素人がアパート経営で失敗しないために

アパート経営は、比較的安全性の高い投資であるというイメージを持っている人が多いでしょう。しかし実は、ローンで破綻をして自己破産にまで追い込まれてしまう人もいます。ローンをなんとか完済はできたが、トータルの利益を計算してみるとかなりのマイナスになってしまっていたという人もたくさんいます。不動産投資に関する1つの誤解は、不動産投資ローンの審査に通ったら、その投資は成功することが約束されているということです。たしかに不動産投資ローンの審査はとても厳しいですが、その厳しい審査に通ったとしても、銀行が「この人ならローンを返済できるだろう」と認めたにすぎません。もしかしたら、「ローンを返済することは難しいかもしれないが、アパートを売却したら債権を回収できるから貸そう」と考えている可能性もあります。

トータルで利益を出すために重要なこと

銀行の不動産投資ローンの審査に通過したら、とりあえずは1つのハードルを越えたということです。

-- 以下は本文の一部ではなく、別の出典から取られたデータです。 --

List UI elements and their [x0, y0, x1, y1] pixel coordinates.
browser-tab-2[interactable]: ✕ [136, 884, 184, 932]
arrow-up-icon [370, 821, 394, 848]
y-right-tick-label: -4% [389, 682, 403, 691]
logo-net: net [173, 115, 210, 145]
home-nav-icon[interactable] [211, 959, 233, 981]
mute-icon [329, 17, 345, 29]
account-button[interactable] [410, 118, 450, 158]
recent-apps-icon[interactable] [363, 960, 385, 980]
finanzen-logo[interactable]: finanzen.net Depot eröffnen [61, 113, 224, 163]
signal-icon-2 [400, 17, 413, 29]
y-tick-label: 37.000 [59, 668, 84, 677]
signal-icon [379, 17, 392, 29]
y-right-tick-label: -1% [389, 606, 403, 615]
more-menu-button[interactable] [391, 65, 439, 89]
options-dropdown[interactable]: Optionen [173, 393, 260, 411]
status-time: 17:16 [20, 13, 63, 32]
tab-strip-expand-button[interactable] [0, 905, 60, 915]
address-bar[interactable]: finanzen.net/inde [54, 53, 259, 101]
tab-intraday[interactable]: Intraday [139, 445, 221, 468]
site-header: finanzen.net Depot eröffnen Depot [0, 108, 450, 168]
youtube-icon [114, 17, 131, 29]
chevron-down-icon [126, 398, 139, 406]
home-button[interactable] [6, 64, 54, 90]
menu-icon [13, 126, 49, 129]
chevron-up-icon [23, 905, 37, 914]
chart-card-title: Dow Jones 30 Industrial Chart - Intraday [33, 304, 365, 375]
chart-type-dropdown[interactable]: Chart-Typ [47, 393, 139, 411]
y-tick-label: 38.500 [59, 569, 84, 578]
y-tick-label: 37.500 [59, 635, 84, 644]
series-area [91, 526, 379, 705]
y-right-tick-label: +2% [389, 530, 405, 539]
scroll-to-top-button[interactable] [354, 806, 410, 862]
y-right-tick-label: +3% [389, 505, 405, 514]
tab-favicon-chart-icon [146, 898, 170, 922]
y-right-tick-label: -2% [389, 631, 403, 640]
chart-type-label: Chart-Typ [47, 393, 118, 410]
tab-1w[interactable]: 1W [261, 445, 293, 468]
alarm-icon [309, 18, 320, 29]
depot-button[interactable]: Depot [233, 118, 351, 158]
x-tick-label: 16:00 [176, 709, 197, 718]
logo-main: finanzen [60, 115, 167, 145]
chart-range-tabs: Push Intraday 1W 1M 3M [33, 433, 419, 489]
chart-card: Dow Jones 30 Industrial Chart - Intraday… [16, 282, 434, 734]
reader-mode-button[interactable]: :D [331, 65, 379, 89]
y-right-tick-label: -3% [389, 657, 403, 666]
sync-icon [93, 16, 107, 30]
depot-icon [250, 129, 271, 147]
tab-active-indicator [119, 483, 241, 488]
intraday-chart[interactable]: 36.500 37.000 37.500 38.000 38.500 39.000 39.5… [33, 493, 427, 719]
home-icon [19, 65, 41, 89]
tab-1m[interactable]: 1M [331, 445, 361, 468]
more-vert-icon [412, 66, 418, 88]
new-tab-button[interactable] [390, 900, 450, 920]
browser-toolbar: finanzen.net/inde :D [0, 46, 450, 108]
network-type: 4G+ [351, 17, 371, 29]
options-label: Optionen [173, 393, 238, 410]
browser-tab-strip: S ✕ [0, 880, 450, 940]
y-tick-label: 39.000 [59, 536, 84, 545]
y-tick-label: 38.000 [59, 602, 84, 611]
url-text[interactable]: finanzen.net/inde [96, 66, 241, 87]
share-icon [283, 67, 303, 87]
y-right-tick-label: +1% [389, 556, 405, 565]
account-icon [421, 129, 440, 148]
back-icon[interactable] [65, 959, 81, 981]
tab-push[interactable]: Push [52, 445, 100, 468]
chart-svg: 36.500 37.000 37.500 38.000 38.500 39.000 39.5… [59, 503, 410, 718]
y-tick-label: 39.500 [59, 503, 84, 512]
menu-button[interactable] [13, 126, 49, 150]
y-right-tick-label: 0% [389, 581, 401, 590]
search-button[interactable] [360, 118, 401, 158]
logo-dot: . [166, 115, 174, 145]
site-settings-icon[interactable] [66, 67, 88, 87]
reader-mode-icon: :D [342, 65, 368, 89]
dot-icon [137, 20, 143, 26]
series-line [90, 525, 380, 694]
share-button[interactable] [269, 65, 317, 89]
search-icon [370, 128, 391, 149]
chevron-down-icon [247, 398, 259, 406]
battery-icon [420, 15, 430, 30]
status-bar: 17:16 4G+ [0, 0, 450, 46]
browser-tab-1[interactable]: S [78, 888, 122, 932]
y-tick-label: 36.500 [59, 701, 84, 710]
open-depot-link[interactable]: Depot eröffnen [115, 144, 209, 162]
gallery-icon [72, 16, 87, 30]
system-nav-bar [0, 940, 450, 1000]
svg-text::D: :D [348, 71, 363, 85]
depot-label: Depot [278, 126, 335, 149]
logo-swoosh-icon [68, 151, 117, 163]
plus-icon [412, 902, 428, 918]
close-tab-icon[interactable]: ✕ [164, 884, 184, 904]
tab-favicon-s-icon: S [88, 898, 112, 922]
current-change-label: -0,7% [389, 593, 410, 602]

年収の条件は450万円~700万円くらいに設定されている銀行が多いですが、いざとなったら給料から返済をしていくことが求められているということでもあります。アパート経営を始める人の目的はさまざまですが、投資の一種ですので、トータルで利益を出さなければ成功とは言えません。成功するかどうかわからないが、とりあえず不動産投資ローンに申込みをしてみようなどと考えて、銀行の審査に投資の成否を委ねてしまう人がいますが、それはとても危険なことです。お金を貸す側の立場になって考えてみれば、アパート経営が失敗したとしても、アパートを売却したお金で貸したお金が回収できれば、融資は成功なのです。利益が一致している部分もありますが、完全に一致しているわけではないのです。

素人が失敗してしまうポイントとは?

素人が失敗してしまうポイントとして多いのは、アパートは管理費や維持費が意外とかかるということです。最初の10年くらいはそれほど維持費がかからないので安心していたら、築年数が20年を超えたくらいから一気に修繕のためのコストがかかってしまって、赤字になってしまうということもあります。築年数が経過するほど、家賃を下げなければならなくなるということも、しっかりと計算をしておきましょう。新築アパートの場合には、最初の15年くらいはそれほど修繕コストがかからないので、15年のローンを組んでいればある程度は安心できるでしょう。ローンを完済してしまっていれば、その後に予想外の維持費がかかったとしても、破綻のリスクはありません。もちろん、他に個人で借金をしてしまっている場合などには、破綻のリスクはあります。